It’s a Flower in a Bag of Flour….
First introduce the definition:
Homophones ~ are words that sound alike but have different meaning.
Activities to Teach Homonyms
1) Using a list of homonyms have the students create their own story. (A short list is at the bottom of this article).
2) Help the flea flee–
~ Divide the room into groups. Each race to get the flea to the dog. Every time they correctly picked the right homonym their flea advances. Using the list of homonyms below and adding your own if needed make two columns. Writing one in A and the pair in B.(For example: Altar in ‘a’ and alter in ‘b’)
~ create a list of questions to be read aloud to the class.For example: “I want to visit my mother’s sister."
3) Homonym Bingo– Make cards listing the words from the list below. Read the definition.

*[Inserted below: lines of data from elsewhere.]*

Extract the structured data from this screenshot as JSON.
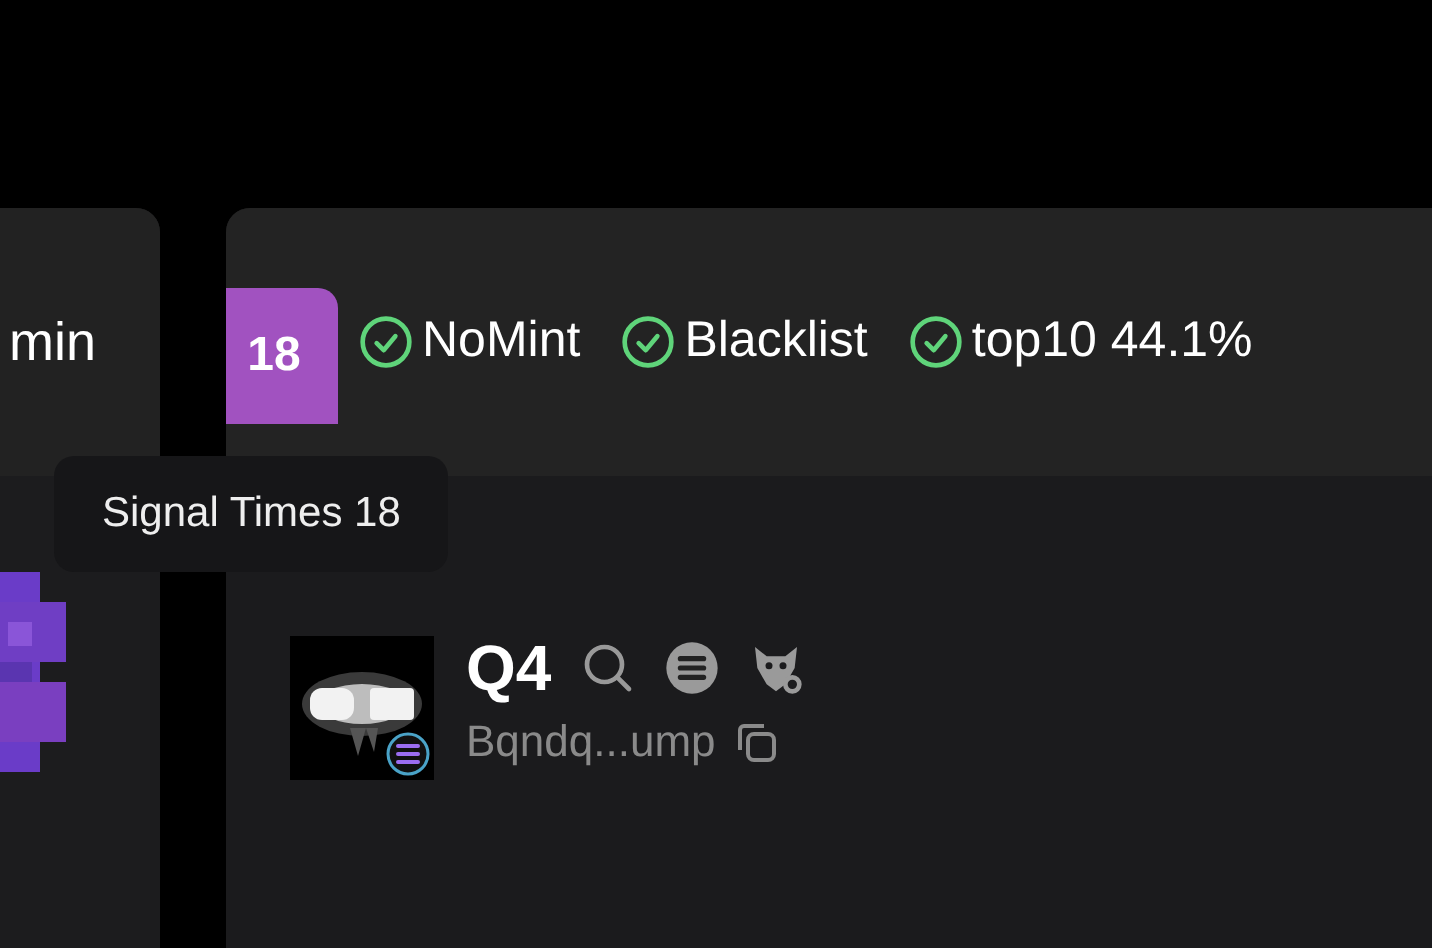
{
  "left_card": {
    "time": "min"
  },
  "signal_badge": {
    "count": "18",
    "tooltip": "Signal Times 18"
  },
  "checks": [
    {
      "label": "NoMint",
      "checked": true
    },
    {
      "label": "Blacklist",
      "checked": true
    },
    {
      "label": "top10 44.1%",
      "checked": true
    }
  ],
  "token": {
    "name": "Q4",
    "address": "Bqndq...ump"
  }
}
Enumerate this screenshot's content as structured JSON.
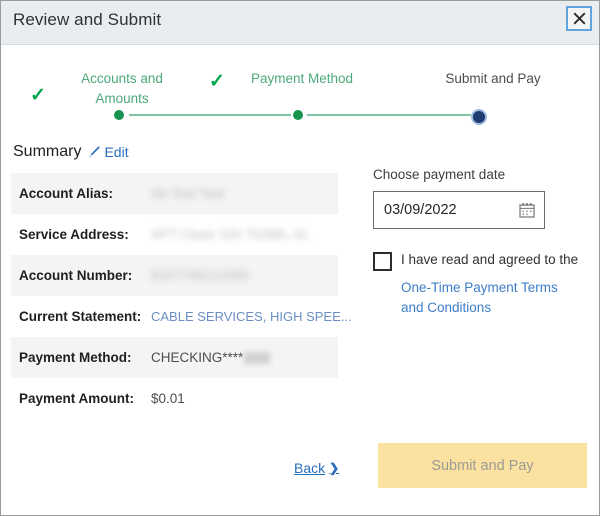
{
  "window": {
    "title": "Review and Submit",
    "close_label": "×",
    "close_icon": "close-icon"
  },
  "stepper": {
    "steps": [
      {
        "label": "Accounts and Amounts",
        "state": "complete",
        "check": "✓"
      },
      {
        "label": "Payment Method",
        "state": "complete",
        "check": "✓"
      },
      {
        "label": "Submit and Pay",
        "state": "current",
        "check": ""
      }
    ],
    "colors": {
      "complete_text": "#4ca97b",
      "complete_dot": "#17924f",
      "check": "#00a550",
      "current_text": "#4a4d50",
      "current_dot": "#1e3a73",
      "current_ring": "#9fb9dd",
      "track": "#7dc6a1"
    }
  },
  "summary": {
    "title": "Summary",
    "edit_label": "Edit",
    "edit_icon": "pencil-icon",
    "rows": [
      {
        "label": "Account Alias:",
        "value": "Ab Test Test",
        "redacted": true,
        "shaded": true
      },
      {
        "label": "Service Address:",
        "value": "APT Close 100 7028th, AL",
        "redacted": true,
        "shaded": false
      },
      {
        "label": "Account Number:",
        "value": "8247749212345",
        "redacted": true,
        "shaded": true
      },
      {
        "label": "Current Statement:",
        "value": "CABLE SERVICES, HIGH SPEE...",
        "redacted": false,
        "shaded": false
      },
      {
        "label": "Payment Method:",
        "value": "CHECKING****",
        "redacted": false,
        "shaded": true,
        "masked_tail": true
      },
      {
        "label": "Payment Amount:",
        "value": "$0.01",
        "redacted": false,
        "shaded": false
      }
    ]
  },
  "payment": {
    "date_label": "Choose payment date",
    "date_value": "03/09/2022",
    "date_placeholder": "mm/dd/yyyy",
    "calendar_icon": "calendar-icon",
    "agree_text": "I have read and agreed to the",
    "terms_link": "One-Time Payment Terms and Conditions",
    "checkbox_checked": false
  },
  "actions": {
    "back_label": "Back",
    "back_chevron": "❯",
    "submit_label": "Submit and Pay",
    "submit_disabled": true,
    "submit_bg": "#fce2a1",
    "submit_text_color": "#9c9a95"
  }
}
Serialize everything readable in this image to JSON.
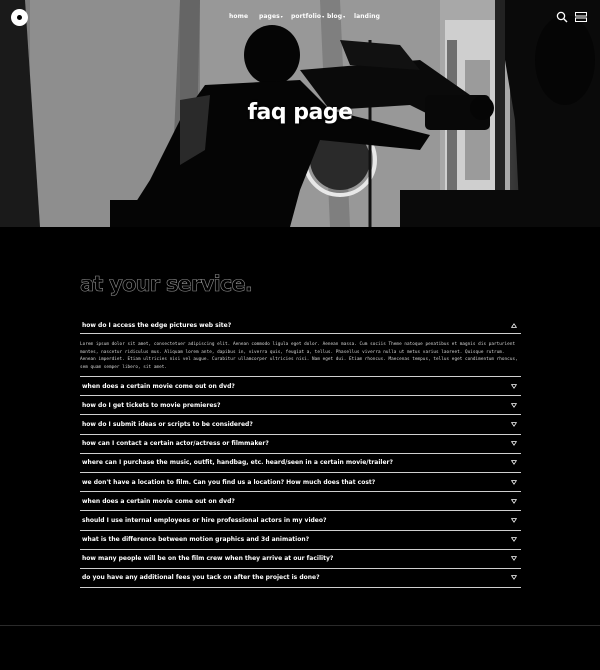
{
  "nav": {
    "items": [
      {
        "label": "home",
        "has_caret": false
      },
      {
        "label": "pages",
        "has_caret": true
      },
      {
        "label": "portfolio",
        "has_caret": true
      },
      {
        "label": "blog",
        "has_caret": true
      },
      {
        "label": "landing",
        "has_caret": false
      }
    ]
  },
  "hero": {
    "title": "faq page"
  },
  "section": {
    "heading": "at your service."
  },
  "faq": {
    "items": [
      {
        "question": "how do I access the edge pictures web site?",
        "open": true,
        "answer": "Lorem ipsum dolor sit amet, consectetuer adipiscing elit. Aenean commodo ligula eget dolor. Aenean massa. Cum sociis Theme natoque penatibus et magnis dis parturient montes, nascetur ridiculus mus. Aliquam lorem ante, dapibus in, viverra quis, feugiat a, tellus. Phasellus viverra nulla ut metus varius laoreet. Quisque rutrum. Aenean imperdiet. Etiam ultricies nisi vel augue. Curabitur ullamcorper ultricies nisi. Nam eget dui. Etiam rhoncus. Maecenas tempus, tellus eget condimentum rhoncus, sem quam semper libero, sit amet."
      },
      {
        "question": "when does a certain movie come out on dvd?",
        "open": false
      },
      {
        "question": "how do I get tickets to movie premieres?",
        "open": false
      },
      {
        "question": "how do I submit ideas or scripts to be considered?",
        "open": false
      },
      {
        "question": "how can I contact a certain actor/actress or filmmaker?",
        "open": false
      },
      {
        "question": "where can I purchase the music, outfit, handbag, etc. heard/seen in a certain movie/trailer?",
        "open": false
      },
      {
        "question": "we don't have a location to film. Can you find us a location? How much does that cost?",
        "open": false
      },
      {
        "question": "when does a certain movie come out on dvd?",
        "open": false
      },
      {
        "question": "should I use internal employees or hire professional actors in my video?",
        "open": false
      },
      {
        "question": "what is the difference between motion graphics and 3d animation?",
        "open": false
      },
      {
        "question": "how many people will be on the film crew when they arrive at our facility?",
        "open": false
      },
      {
        "question": "do you have any additional fees you tack on after the project is done?",
        "open": false
      }
    ]
  },
  "icons": {
    "logo": "circle-logo-icon",
    "search": "search-icon",
    "menu": "menu-icon",
    "open_chevron": "chevron-up-icon",
    "closed_chevron": "chevron-down-icon"
  }
}
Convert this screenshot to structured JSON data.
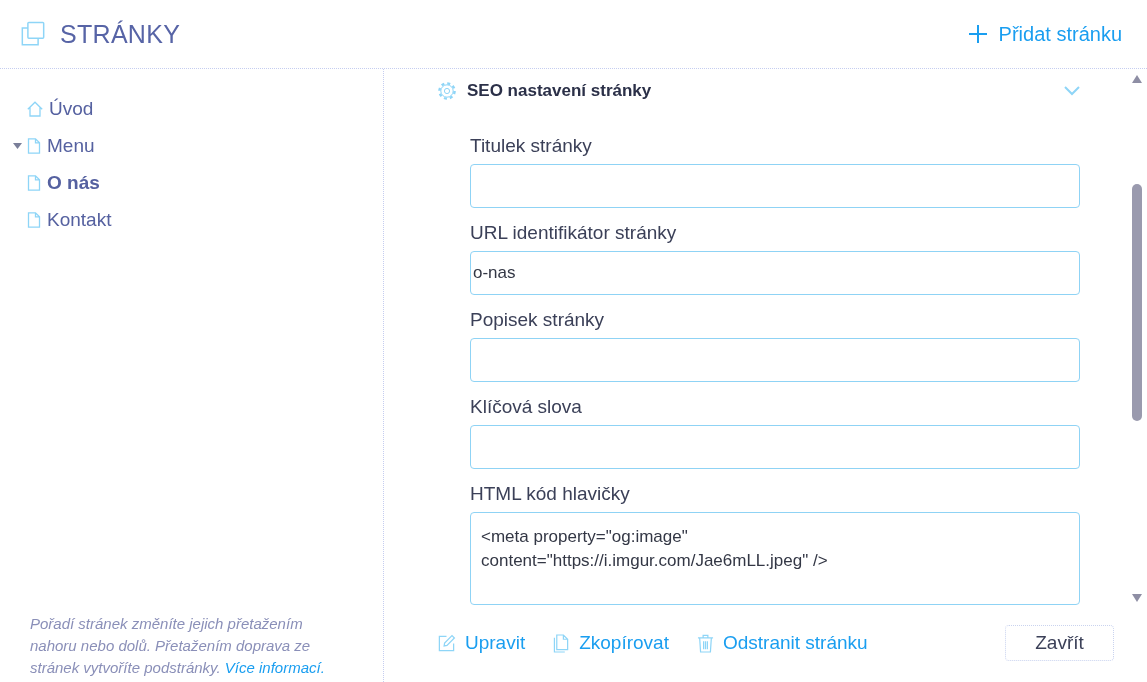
{
  "header": {
    "title": "STRÁNKY",
    "add_button": "Přidat stránku"
  },
  "sidebar": {
    "items": [
      {
        "label": "Úvod",
        "kind": "home",
        "selected": false
      },
      {
        "label": "Menu",
        "kind": "page",
        "expanded": true,
        "selected": false
      },
      {
        "label": "O nás",
        "kind": "page",
        "selected": true
      },
      {
        "label": "Kontakt",
        "kind": "page",
        "selected": false
      }
    ],
    "help": {
      "text": "Pořadí stránek změníte jejich přetažením nahoru nebo dolů. Přetažením doprava ze stránek vytvoříte podstránky.",
      "link": "Více informací."
    }
  },
  "seo_section": {
    "title": "SEO nastavení stránky",
    "expanded": true,
    "fields": [
      {
        "label": "Titulek stránky",
        "kind": "input"
      },
      {
        "label": "URL identifikátor stránky",
        "kind": "input",
        "value": "o-nas"
      },
      {
        "label": "Popisek stránky",
        "kind": "input"
      },
      {
        "label": "Klíčová slova",
        "kind": "input"
      },
      {
        "label": "HTML kód hlavičky",
        "kind": "textarea",
        "value": "<meta property=\"og:image\"\ncontent=\"https://i.imgur.com/Jae6mLL.jpeg\" />"
      }
    ]
  },
  "actions": [
    {
      "label": "Upravit",
      "kind": "edit"
    },
    {
      "label": "Zkopírovat",
      "kind": "copy"
    },
    {
      "label": "Odstranit stránku",
      "kind": "delete"
    }
  ],
  "close_button": "Zavřít"
}
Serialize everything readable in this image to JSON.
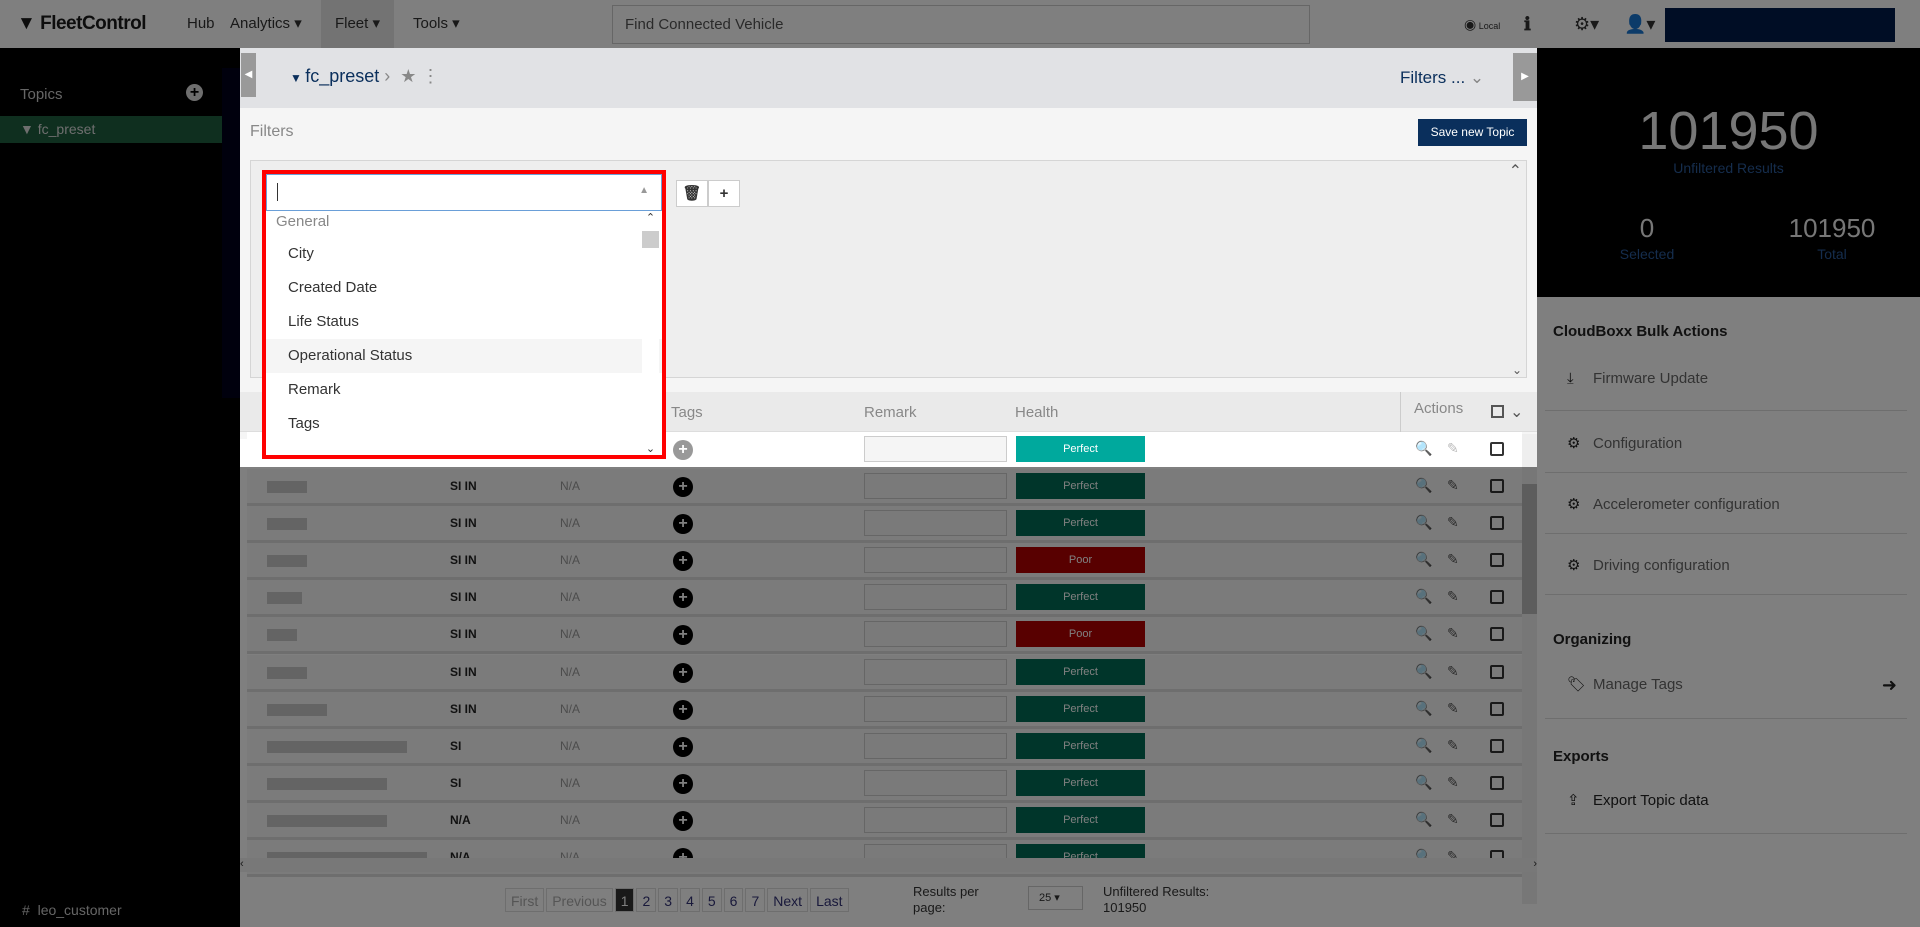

A Starter List of Homonyms to Teach
altar- raised center of worship/ alter- to change
ant- insect/ aunt- parent’s sister
ate- past tense of eat/ eight- the number
bailed- pumping water/ baled- to gather
bald- hairless/ balled- clump of material to make a ball/ bawled- cried aloud
bare- naked/ bear- animal
base- the bottom support/ bass- the lowest musical pitch or range
be- to exist/ bee- animal with a buzzer
beat- to hit/ beet- edible red root
billed- has a bill/ build- to construct
blew- past tense of blow/ blue- color of the sky
board- a plank/ bored- not interested
capital- most important/ capitol- center of government
cause- generative force/ caws- sounds of crows
ceiling- top of the room/ sealing- to close a package or envelope
cell- small room/ sell- to exchange for money
cent- coin money/ scent- a smell/ sent- dispatched
dear- beloved / deer- animal
flea- insect/ flee- to run away
Great Classroom Books
Brief Book Reviews
How Much can a Bare Bear Bear? What Are Homonyms and Homophones? By: Brain P. Cleary
Ideal for grades 2-5.This book is a great double duty featuring delight explanation of homonyms and homophones. An example:
May I sail with you in May and coast all along the coast?
Or a personal favorite:
Why don’t we toast with some toast?
Dear Deer: A Book of Homophones by: Gene Barretta
While this is aimed for ages 4 through 8, it makes a great illustration book for class projects. The story is about Aunt Ant. She has moved to the zoo and writes a letter describing the different animal behavior. For example there is a moose that loved mousse and ate eight bowls. Don’t forget about the whale who was allowed to wail aloud!